We have a very special edition today. We have one of our favorite Wall Street strategists, Ed Yardeni, who has a research firm that we follow very, very closely. We’re going to talk about Ed’s viewpoint on the economy and the markets. Ed is one of the few optimists on Wall Street, there are not many of them. We are so happy to have him on the show.
Rolling Recession and Resilient Markets
Ed believes we’ve been in a rolling recession since the beginning of last year.
- The single-family housing sector has been in a recession
- Retailers got stuck with a lot of inventory at the end of last year and had to discount because consumers pivoted away from buying goods to buying services
- There may be a recession in the commercial real estate market
But all in all, it just hasn’t added up to an economy-wide recession. That’s important because it’s relevant to earnings, and earnings are relevant to the stock market.
- We’ve seen that the market always seems to be able to find something to invest in
- We’ve had a price rebound in the mega-cap 8 and other areas of the market as well
- International markets have rebounded
”I got a chuckle the other day.. people accuse you of being a perma bull and you took that as the highest form of flattery.Bob Payne
The Market Goes Up
If you look at a chart of the S&P 500 or the Dow and go all the way back to the beginning of the 1920s, the reality is the market goes up most of the time. But investors get fixated on the historical negatives like the Great Depression and not too long ago the financial crisis. The market took a dive back then but it did recover.
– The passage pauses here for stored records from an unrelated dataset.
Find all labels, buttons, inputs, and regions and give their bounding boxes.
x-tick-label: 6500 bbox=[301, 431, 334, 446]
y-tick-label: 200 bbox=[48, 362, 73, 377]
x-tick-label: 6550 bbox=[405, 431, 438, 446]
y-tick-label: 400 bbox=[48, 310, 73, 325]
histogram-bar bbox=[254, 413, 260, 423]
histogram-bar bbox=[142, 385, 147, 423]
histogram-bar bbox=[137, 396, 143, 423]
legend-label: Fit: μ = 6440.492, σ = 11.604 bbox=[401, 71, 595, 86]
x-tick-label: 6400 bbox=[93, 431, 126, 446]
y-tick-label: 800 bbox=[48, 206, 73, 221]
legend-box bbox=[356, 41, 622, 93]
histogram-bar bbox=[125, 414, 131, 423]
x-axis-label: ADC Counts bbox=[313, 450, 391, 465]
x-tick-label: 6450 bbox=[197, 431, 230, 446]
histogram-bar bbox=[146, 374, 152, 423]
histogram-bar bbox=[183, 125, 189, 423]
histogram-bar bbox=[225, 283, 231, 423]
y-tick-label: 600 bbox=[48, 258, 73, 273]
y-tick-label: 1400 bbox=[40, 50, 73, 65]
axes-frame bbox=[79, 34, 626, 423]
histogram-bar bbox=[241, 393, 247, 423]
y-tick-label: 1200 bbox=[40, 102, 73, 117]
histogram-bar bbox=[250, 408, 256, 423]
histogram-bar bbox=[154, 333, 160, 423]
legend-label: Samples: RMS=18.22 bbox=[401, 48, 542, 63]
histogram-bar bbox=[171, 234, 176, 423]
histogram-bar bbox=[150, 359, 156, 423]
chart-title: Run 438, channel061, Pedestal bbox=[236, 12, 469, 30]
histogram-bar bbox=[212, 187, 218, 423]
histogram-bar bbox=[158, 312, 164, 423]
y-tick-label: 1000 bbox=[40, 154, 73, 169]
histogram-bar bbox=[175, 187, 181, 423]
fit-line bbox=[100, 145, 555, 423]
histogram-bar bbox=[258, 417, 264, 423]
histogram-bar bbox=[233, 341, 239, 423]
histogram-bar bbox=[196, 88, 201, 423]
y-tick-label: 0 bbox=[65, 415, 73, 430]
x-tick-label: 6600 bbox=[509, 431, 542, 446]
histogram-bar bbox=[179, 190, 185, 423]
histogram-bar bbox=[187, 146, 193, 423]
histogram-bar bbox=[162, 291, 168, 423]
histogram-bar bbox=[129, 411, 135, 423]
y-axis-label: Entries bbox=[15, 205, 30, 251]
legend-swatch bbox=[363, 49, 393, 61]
The problem with trying to time the market
The problem with trying to get out at the top is you have to make sure you get in at the bottom. You’re probably going to get back in at the same place you were many years later and miss the compounding of dividends.
”..if you look at a chart of the S&P 500 or the Dow and go all the way back .. the reality is the market goes up.Ed Yardeni
Technology and innovation could help solve the labor shortages
- When the economy turns down businesses work twice as hard
- Technology can solve problems and increase standards of living
- If there’s a shortage of something we use technology to replace it with something better and cheaper
- Baby boomers created a flood of workers in the 70s and 80s and now they’re retiring
- Robotics and automation are already a big part of solving a need for labor
”People say, technology will replace people to where we're not going have jobs. But, we have an unemployment rate that's as low as the 60s.. technology has certainly advanced since the 1960s, clearly it doesn't displace workers.. it enhances productivity.Ryan Payne
Hidden Facts of Finance
After 6.3 trillion spent on renewable energy and another 3.3 trillion spent on electricity networks since 2005, global energy use is still 80% reliant on fossil fuels. From a low of 70% in Europe to 86% in emerging markets, the global measure has declined by just 5% since 2005, even with all that investment.
Assets continue to flow into institutional government money funds about 200 billion over the course the last couple of weeks the asset class at an all time record high at over 5.5 trillion.